There’s not much to do with respect to inspecting a timing chain. Modern applications should go well beyond 100,000 miles. But if the engine needs to come apart for any reason, the chain guide wear surfaces should be checked. Wild wear patterns would indicate a chain system problem. Most systems are engineered to keep the chain under control while the chain wears, but if those limits are exceeded, problems will show up and the wear surfaces are a good indicator. With regard to belts, they are also usually hidden. It’s best never to gamble beyond the manufacturer’s recommended change interval.
Another option is gear drives, often found in diesel engines. The most robust type of cam drive, there’s no chain stretch or belt breakage to worry about.
Gears are long lived but like all engine components, not immortal. The gears must have the proper backlash and receive adequate lubrication. The initial timing accuracy of a gear drive is no different than that of a new chain or belt drive. The only difference is that the gears should maintain timing accuracy over a longer period of time than a chain.
The downside of a gear drive is that they are more expensive than most chain or belt drives, and heavier. Straight cut gears can be quite noisy (even the so-called “silent” versions), producing a loud whine as the teeth mesh against each other. Most OEM gear drives have more expensive helical cut gears that are machined at an angle to reduce friction and noise.
Because a gear drive has less “give” than a timing chain or belt, gears also tend to transmit more vibration and harmonics to the valvetrain. In low rpm engines (such as diesels), this usually isn’t an issue.
But in a high-revving performance engine with a gear drive setup, it may create harmonics that affect valve timing and valve seating. Some manufacturers of aftermarket performance gear drives that use a dog-bone style floating gear set between the cam and crank gears do not recommend using their products on engines that rev higher than 7,000 rpm.
Modern Timing Components
Experts say it’s important to follow the OE design. Also, make sure you have the engine manufacturer’s instruction manual and carefully follow the timing set manufacturer’s installation instructions. There are fewer and fewer three-piece timing sets coming out at the OE level today; we’re now seeing up to 15 pieces in a set for a DOHC application, for example.

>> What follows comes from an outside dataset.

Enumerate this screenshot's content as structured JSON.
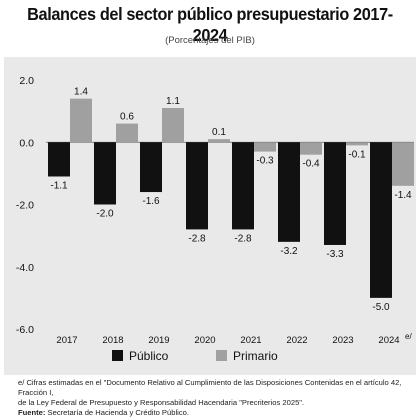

On some of these sets, the windows on the cam sprocket’s timing sleeve play a role in actuating the valvetrain. Because the requirements of each engine are now so specialized, says this industry spokesman, rebuilders must be certain they are replacing the OE set with a technology that mirrors the OE design, and this is true for tensioners, guides, rails and other components as well.
Says another technical expert, the biggest change in timing sprockets has been a move from machined cast iron to sintered (powdered metal). Most sintered sprockets require no machining which eliminates extra manufacturing steps and also produces closer tolerances from one part to the next.